Similarly, clear protocols and rules need to be established if shoppers are to conduct financial transactions. In Uganda, we set a budget of 10,000 UGX (Ugandan shillings) per transaction. The bills used were in small denominations of used-looking money to minimize the likelihood that providers lacked adequate change to complete a transaction and ensure that the shopper remained inconspicuous. The money was placed in an envelope with the shop and transaction ID labeled on the outside. After the transaction, the shoppers returned the balance to the envelope and accounts reconciled with the price paid. If shoppers required additional funds for a purchase, they were required to return to supervisors. Shoppers were not allowed to use their own money under any circumstances. Separate funds and budgets were used for transportation expenditures. Similar procedures were observed in Kenya.
Clear protocols and rules need to be established if mystery clients are to conduct financial transactions.

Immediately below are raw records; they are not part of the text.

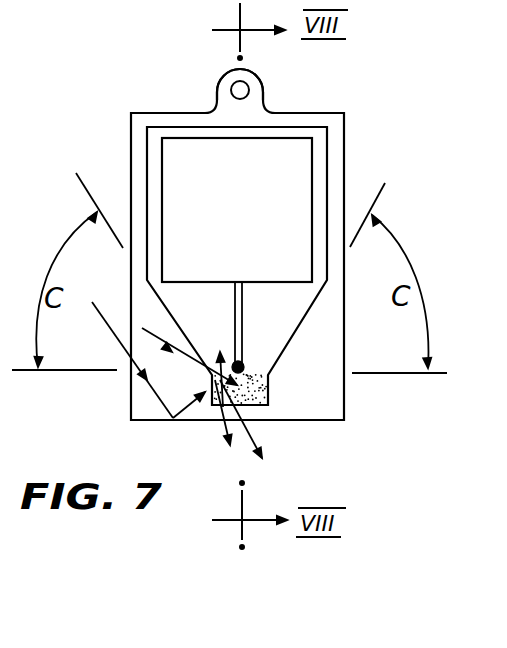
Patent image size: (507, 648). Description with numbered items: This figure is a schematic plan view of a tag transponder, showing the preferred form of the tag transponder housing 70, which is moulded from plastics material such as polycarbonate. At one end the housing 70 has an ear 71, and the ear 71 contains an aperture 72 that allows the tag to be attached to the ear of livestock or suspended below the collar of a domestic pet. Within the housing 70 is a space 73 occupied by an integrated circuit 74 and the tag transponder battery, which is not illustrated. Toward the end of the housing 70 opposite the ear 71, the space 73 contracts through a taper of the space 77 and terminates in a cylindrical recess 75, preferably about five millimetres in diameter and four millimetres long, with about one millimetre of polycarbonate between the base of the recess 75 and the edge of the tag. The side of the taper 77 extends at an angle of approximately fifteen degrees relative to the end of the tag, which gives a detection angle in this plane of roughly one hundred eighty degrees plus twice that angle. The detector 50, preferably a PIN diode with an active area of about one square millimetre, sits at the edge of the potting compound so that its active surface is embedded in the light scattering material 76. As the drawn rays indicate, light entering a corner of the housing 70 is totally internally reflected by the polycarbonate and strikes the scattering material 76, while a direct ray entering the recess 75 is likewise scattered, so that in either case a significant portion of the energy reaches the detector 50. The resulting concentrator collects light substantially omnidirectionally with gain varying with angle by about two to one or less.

The detector 50 is at (250, 361).
The tag transponder housing 70 is at (362, 114).
The ear 71 is at (225, 90).
The aperture 72 is at (245, 90).
The space 73 is at (155, 138).
The integrated circuit 74 is at (237, 210).
The cylindrical recess 75 is at (275, 390).
The light scattering material 76 is at (258, 407).
The taper of the space 77 is at (213, 322).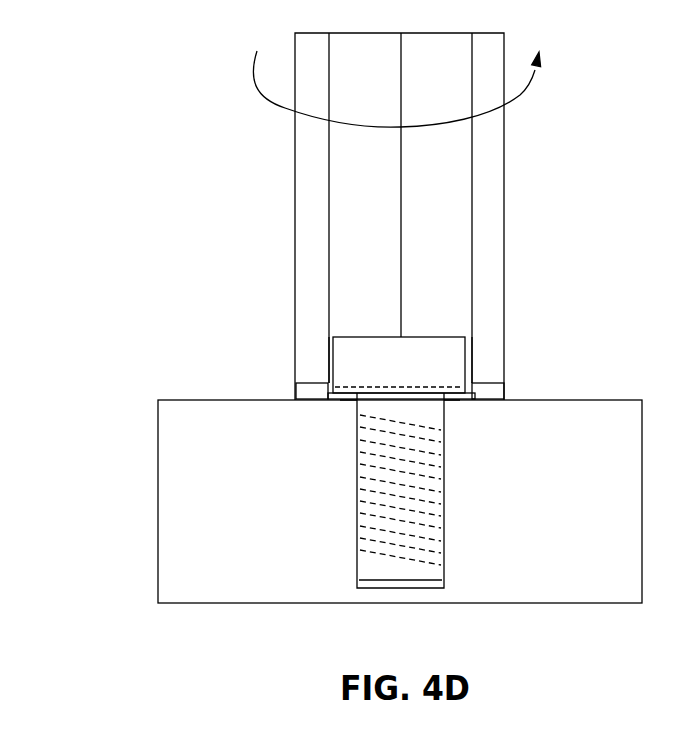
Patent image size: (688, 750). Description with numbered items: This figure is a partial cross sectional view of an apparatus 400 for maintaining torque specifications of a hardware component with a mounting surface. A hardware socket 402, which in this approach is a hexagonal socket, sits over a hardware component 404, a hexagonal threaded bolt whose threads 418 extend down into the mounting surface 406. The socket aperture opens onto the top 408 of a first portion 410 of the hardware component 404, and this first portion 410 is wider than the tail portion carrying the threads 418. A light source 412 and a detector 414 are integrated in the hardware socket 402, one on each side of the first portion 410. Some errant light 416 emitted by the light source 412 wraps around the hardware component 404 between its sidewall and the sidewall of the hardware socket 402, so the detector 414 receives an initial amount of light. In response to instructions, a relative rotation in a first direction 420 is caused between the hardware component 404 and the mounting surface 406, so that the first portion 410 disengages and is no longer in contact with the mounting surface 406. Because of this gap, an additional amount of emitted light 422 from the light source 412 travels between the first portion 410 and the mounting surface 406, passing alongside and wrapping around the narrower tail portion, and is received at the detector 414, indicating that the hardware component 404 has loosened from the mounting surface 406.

The apparatus 400 is at (98, 72).
The hardware socket 402 is at (505, 162).
The hardware component 404 is at (478, 492).
The mounting surface 406 is at (622, 400).
The top 408 is at (411, 416).
The first portion 410 is at (440, 337).
The light source 412 is at (310, 383).
The detector 414 is at (495, 383).
The errant light 416 is at (328, 362).
The threads 418 is at (378, 541).
The first direction 420 is at (262, 99).
The emitted light 422 is at (338, 418).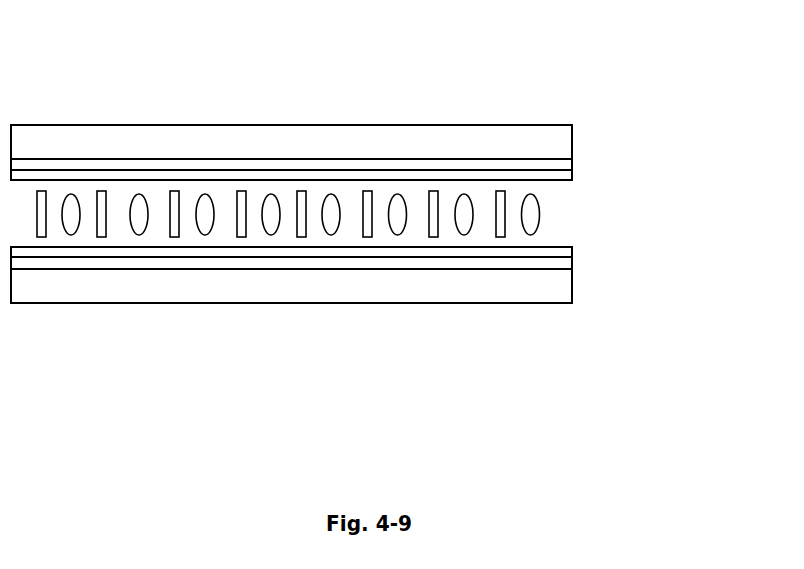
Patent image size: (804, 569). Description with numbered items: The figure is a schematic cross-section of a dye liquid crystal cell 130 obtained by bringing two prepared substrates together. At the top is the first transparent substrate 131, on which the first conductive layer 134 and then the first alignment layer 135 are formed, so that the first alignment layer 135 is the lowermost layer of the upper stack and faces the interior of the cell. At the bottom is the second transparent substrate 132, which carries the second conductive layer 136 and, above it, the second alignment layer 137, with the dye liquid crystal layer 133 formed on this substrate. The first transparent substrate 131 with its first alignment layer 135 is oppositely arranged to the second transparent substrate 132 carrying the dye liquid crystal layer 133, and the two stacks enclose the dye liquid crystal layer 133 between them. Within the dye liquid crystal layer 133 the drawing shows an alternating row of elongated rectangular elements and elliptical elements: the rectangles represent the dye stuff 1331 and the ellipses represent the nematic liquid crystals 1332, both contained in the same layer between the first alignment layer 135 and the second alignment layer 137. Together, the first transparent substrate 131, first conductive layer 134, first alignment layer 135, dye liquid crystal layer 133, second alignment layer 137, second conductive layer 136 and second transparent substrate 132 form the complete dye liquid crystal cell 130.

The dye liquid crystal cell 130 is at (65, 50).
The first transparent substrate 131 is at (590, 142).
The second transparent substrate 132 is at (590, 290).
The dye liquid crystal layer 133 is at (373, 336).
The dye stuff 1331 is at (509, 254).
The nematic liquid crystals 1332 is at (471, 254).
The first conductive layer 134 is at (590, 166).
The first alignment layer 135 is at (590, 185).
The second conductive layer 136 is at (590, 264).
The second alignment layer 137 is at (590, 245).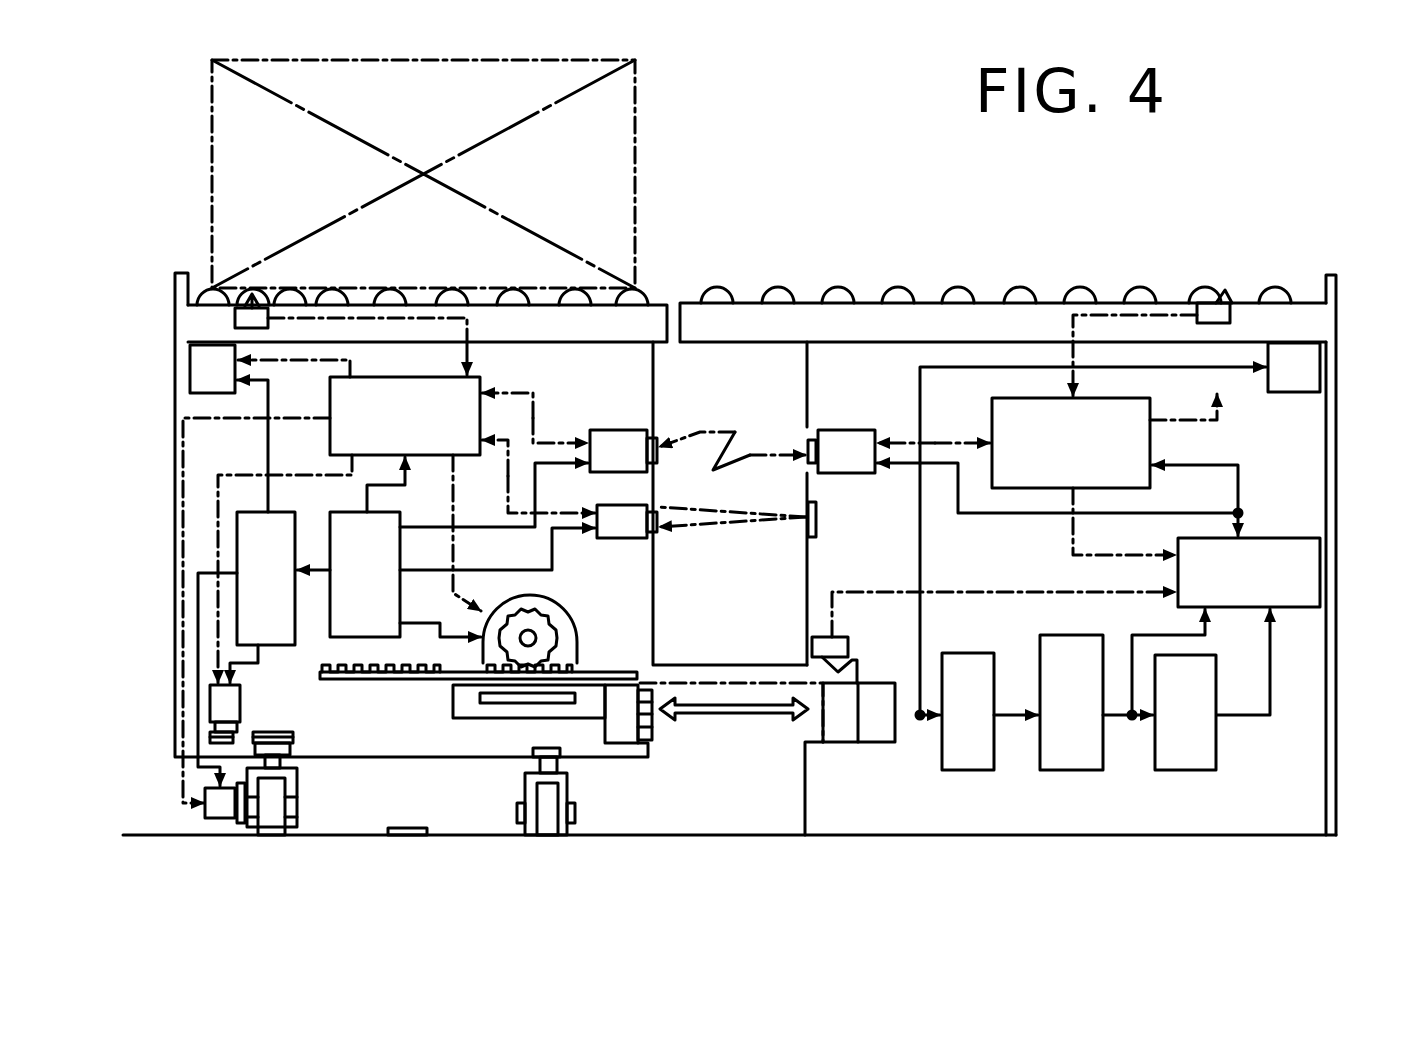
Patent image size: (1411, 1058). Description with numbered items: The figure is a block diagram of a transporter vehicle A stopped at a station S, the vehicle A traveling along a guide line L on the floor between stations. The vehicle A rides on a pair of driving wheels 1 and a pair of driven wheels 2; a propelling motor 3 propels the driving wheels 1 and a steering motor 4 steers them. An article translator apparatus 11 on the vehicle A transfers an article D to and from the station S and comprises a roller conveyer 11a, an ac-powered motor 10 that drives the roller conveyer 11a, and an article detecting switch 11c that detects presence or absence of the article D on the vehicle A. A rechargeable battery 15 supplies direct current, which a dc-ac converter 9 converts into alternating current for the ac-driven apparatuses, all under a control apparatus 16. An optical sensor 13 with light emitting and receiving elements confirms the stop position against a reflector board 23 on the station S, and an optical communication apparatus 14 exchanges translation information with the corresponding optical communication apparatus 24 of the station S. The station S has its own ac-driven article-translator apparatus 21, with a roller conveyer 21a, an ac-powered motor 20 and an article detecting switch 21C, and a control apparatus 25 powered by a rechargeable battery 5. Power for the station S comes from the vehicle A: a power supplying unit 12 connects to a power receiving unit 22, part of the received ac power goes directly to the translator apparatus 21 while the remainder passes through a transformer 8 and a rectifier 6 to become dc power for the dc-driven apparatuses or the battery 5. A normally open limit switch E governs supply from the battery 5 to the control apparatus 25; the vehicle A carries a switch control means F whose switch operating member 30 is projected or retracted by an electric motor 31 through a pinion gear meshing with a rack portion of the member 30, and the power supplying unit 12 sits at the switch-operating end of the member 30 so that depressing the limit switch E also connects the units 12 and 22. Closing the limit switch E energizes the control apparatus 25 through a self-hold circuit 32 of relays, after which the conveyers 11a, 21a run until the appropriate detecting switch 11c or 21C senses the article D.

In addition, collecting data from real customers, or drug pricing data from vendors, may provide better data and allow for cross-referencing of price data. Additional data collection can also validate assumptions of the experimental design. In the Ugandan context, collecting additional data from real customers validated the assertion that mystery clients behaved similarly to real customers. Another mystery client study examined whether providers altered drug prices or quality if they perceived customers to be of different income levels. To validate provider impressions of shopper income levels, the researchers took daily photographs of shopper outfits that were then evaluated by real customers to test whether mystery clients’ appearance reasonably represented socioeconomic status.22
Changing Study Protocols and Rules
Developing good communication is important to ensuring study team members perform as directed. However, listening to concerns of shoppers implies possibly adapting protocol and rules accordingly. For example, during the pilot for the Uganda study, shoppers reported difficulty in understanding the debriefing instrument. As a result, prior to the full study, the debriefing checklist was shortened from 46 items to 18 items and reorganized. In another example, in Uganda it became clear that the bargaining protocol was difficult to enforce; shoppers were worried they were not getting a “good price” because the protocol limited them to 3 rounds of bargaining. Thus, the protocol was simplified and shoppers were allowed to act as they normally would in a bargaining situation with unlimited rounds of bargaining. In Kenya, mystery clients sometimes needed an additional day to collect data on providers with high rates of absenteeism. Other examples of modifications include altering the dress code in urban areas to reflect shopper concerns that their appearance did not reflect local norms.